Récemment, l'illustratrice María Verónica Ramírez a découvert qu'une reproduction de son œuvre, réalisée par IA en soutien à l' hôpital Garrahan , était devenue virale sur les réseaux sociaux. Cependant, la réplique avait transformé l'image en une représentation linéaire, dépouillée de la métaphore présente dans le dessin original et éloignée de l'univers de significations de son personnage, Monstriña .

« Les meilleures traductions littéraires offrent plus qu'une simple exactitude, plus qu'une fidélité littérale aux mots qui composent les phrases », a déclaré la traductrice Polly Barton , interrogée par The Guardian à propos du lancement de GlobeScribe , un service de traduction littéraire qui, comme le promettent ses créateurs, produit des résultats impossibles à distinguer des traductions humaines. Pour Polly Barton, comme pour d'autres collègues, la véritable valeur d'une traduction réside dans l'interprétation du contexte source, dans la recherche de la reproduction des rythmes ou des atmosphères que les textes littéraires suscitent chez le lecteur .

Le remplacement de ces emplois, bien que potentiellement possible, ne se fera pas sans résistance. En Espagne , par exemple, plusieurs librairies ont décidé de retirer de leurs rayons le livre Jeanne d'Arc , publié par Planeta , après qu'un illustrateur de renom a publié un message démontrant que la couverture avait été conçue par une IA .
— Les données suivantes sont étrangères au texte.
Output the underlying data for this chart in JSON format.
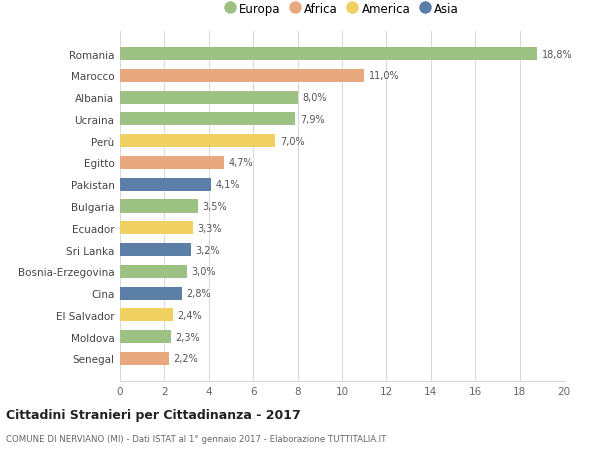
{
  "categories": [
    "Romania",
    "Marocco",
    "Albania",
    "Ucraina",
    "Perù",
    "Egitto",
    "Pakistan",
    "Bulgaria",
    "Ecuador",
    "Sri Lanka",
    "Bosnia-Erzegovina",
    "Cina",
    "El Salvador",
    "Moldova",
    "Senegal"
  ],
  "values": [
    18.8,
    11.0,
    8.0,
    7.9,
    7.0,
    4.7,
    4.1,
    3.5,
    3.3,
    3.2,
    3.0,
    2.8,
    2.4,
    2.3,
    2.2
  ],
  "labels": [
    "18,8%",
    "11,0%",
    "8,0%",
    "7,9%",
    "7,0%",
    "4,7%",
    "4,1%",
    "3,5%",
    "3,3%",
    "3,2%",
    "3,0%",
    "2,8%",
    "2,4%",
    "2,3%",
    "2,2%"
  ],
  "continents": [
    "Europa",
    "Africa",
    "Europa",
    "Europa",
    "America",
    "Africa",
    "Asia",
    "Europa",
    "America",
    "Asia",
    "Europa",
    "Asia",
    "America",
    "Europa",
    "Africa"
  ],
  "colors": {
    "Europa": "#9dc183",
    "Africa": "#e8a97e",
    "America": "#f0d060",
    "Asia": "#5b7fa6"
  },
  "legend_order": [
    "Europa",
    "Africa",
    "America",
    "Asia"
  ],
  "xlim": [
    0,
    20
  ],
  "xticks": [
    0,
    2,
    4,
    6,
    8,
    10,
    12,
    14,
    16,
    18,
    20
  ],
  "title": "Cittadini Stranieri per Cittadinanza - 2017",
  "subtitle": "COMUNE DI NERVIANO (MI) - Dati ISTAT al 1° gennaio 2017 - Elaborazione TUTTITALIA.IT",
  "background_color": "#ffffff",
  "grid_color": "#d8d8d8"
}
Un robot à intelligence artificielle appelé Ameca, développé par Engineered Arts, présente des imitations à Londres. Photo : EFE/Tolga Akmen Un robot à intelligence artificielle appelé Ameca, développé par Engineered Arts, présente des imitations à Londres. Photo : EFE/Tolga Akmen

Cet acte de solidarité entre deux acteurs de l'écosystème du livre pourrait peut-être aussi s'expliquer par un sentiment de menace partagée. Si la profession d'un libraire peut être évaluée à l'aune de sa capacité, entre autres, à proposer des recommandations à ses clients, des plateformes comme Goodreads ou The StoryGraph se comportent comme des imitateurs artificiels générant des suggestions sur mesure.
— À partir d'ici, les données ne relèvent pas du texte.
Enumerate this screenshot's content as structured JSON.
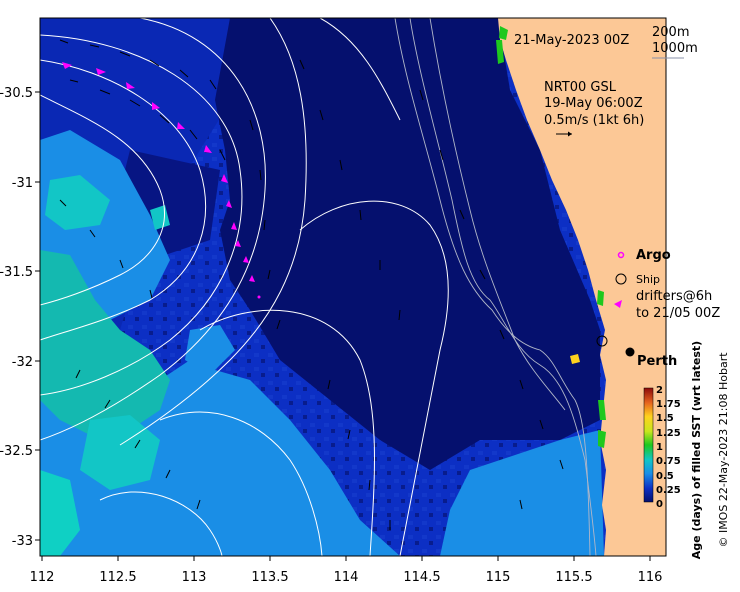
{
  "map": {
    "date_label": "21-May-2023 00Z",
    "contour_legend": [
      "200m",
      "1000m"
    ],
    "product": "NRT00 GSL",
    "field_time": "19-May 06:00Z",
    "scale_label": "0.5m/s (1kt 6h)",
    "legend": {
      "argo": "Argo",
      "ship": "Ship",
      "drifters_line1": "drifters@6h",
      "drifters_line2": "to 21/05 00Z"
    },
    "city": "Perth",
    "colorbar_title": "Age (days) of filled SST (wrt latest)",
    "credit": "© IMOS 22-May-2023 21:08 Hobart",
    "x_ticks": [
      "112",
      "112.5",
      "113",
      "113.5",
      "114",
      "114.5",
      "115",
      "115.5",
      "116"
    ],
    "y_ticks": [
      "-30.5",
      "-31",
      "-31.5",
      "-32",
      "-32.5",
      "-33"
    ],
    "colorbar_ticks": [
      "2",
      "1.75",
      "1.5",
      "1.25",
      "1",
      "0.75",
      "0.5",
      "0.25",
      "0"
    ],
    "colors": {
      "ocean_deep": "#05106e",
      "ocean_mid": "#0c2fc4",
      "ocean_light": "#1a8ee6",
      "cyan": "#12c6c6",
      "land": "#fcc896",
      "coast_green": "#1ec81e",
      "drifter": "#ff00ff"
    }
  }
}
La perte de complexité au profit de la transparence et l'homogénéisation du goût par la répétition algorithmique des mêmes choses semblent favoriser un climat d'aplatissement culturel. De plus, des études démontrent l'impact négatif de l'utilisation constante de programmes comme ChatGPT sur les capacités cognitives, même si cela pourrait rappeler les critiques de Platon à l'égard de l'écrit.

Malgré toutes les alarmes, certains, comme Isabel Allende, voient le développement de l'IA à la fois comme un défi et une opportunité d'expérimentation. L'écrivain et critique littéraire espagnol Jorge Carrión a publié Champs magnétiques , dans lequel il a cité deux systèmes d'IA comme coauteurs. Il s'agissait d'un hommage à l'œuvre des surréalistes André Breton et Philippe Soupault , dans laquelle il a étendu l'idée d'écriture automatique à un dialogue entre deux machines.

« Si pendant des années nous étions habitués au correcteur orthographique de notre traitement de texte, nous sommes désormais les correcteurs et éditeurs des textes créés par le programme OpenAI », a déclaré Carrión dans un article de La Vanguardia. La véracité de ce diagnostic sera démontrée dans les années à venir.